My heart squeezes hard.

I’ll save you, Paige
.

I turn my attention back to the Chief, but he’s already watching me intently. He unceremoniously drops the teen he was holding. I can see what he’s going to do before he does it, but it happens too quickly for me to stop him. He’s behind Paige in a flash, an elbow hooked around her neck and one hand fisted in her hair. The rest of the humans shriek and run around the circle, looking for an escape. The sorcerers push and shove them brutally back inside. I hear a
crack
as fist meets bone.

“Any closer and I’ll snap her neck,” the Chief says. The calmness in his voice raises the hair on the back of my neck.

The chanting sputters to a halt, and the light above him shrinks.

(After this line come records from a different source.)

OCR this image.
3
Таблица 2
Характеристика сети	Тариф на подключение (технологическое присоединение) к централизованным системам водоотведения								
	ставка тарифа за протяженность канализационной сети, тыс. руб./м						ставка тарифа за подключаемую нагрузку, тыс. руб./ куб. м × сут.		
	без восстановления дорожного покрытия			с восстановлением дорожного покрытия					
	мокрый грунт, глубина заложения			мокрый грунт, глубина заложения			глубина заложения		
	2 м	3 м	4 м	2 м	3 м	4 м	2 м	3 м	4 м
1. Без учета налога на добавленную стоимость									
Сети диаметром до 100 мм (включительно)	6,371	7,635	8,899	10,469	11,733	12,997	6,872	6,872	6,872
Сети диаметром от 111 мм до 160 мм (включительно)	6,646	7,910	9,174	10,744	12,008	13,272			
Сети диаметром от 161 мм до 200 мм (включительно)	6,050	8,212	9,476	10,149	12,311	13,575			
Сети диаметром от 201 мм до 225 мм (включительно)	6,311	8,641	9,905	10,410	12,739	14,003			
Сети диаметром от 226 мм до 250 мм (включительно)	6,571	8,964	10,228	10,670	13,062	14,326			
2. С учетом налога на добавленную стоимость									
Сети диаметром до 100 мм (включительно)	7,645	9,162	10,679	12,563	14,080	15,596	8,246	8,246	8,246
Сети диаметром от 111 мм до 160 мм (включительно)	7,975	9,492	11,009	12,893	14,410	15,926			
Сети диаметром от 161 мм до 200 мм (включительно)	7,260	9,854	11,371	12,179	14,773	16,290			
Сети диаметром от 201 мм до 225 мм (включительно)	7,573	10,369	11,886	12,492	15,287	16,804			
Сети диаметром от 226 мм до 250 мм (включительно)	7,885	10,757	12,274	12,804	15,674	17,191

“Keep going, you fools!” the Chief orders.

“Let her go!” I demand, with more confidence than I feel.

He tosses his head back and laughs. “And why would I do that?”

It comes out before I can think it through. “Because you broke my mom’s heart and you haven’t done a single thing for me since I was three and it’s all I’m asking of you.”

His laughter dies, and he pushes his mask up onto his head, narrowing his eyes on my face.

“I-Indigo?” he asks.

I fight the impulse to cross my arms, to make myself smaller. I ball my hands into fists at my sides.

He exhales, his face twisted in confusion. I can see him thinking it over, trying to decide whether or not it’s possible. I feel like I’m on an episode of a trashy daytime talk show that specializes in paternity reveals.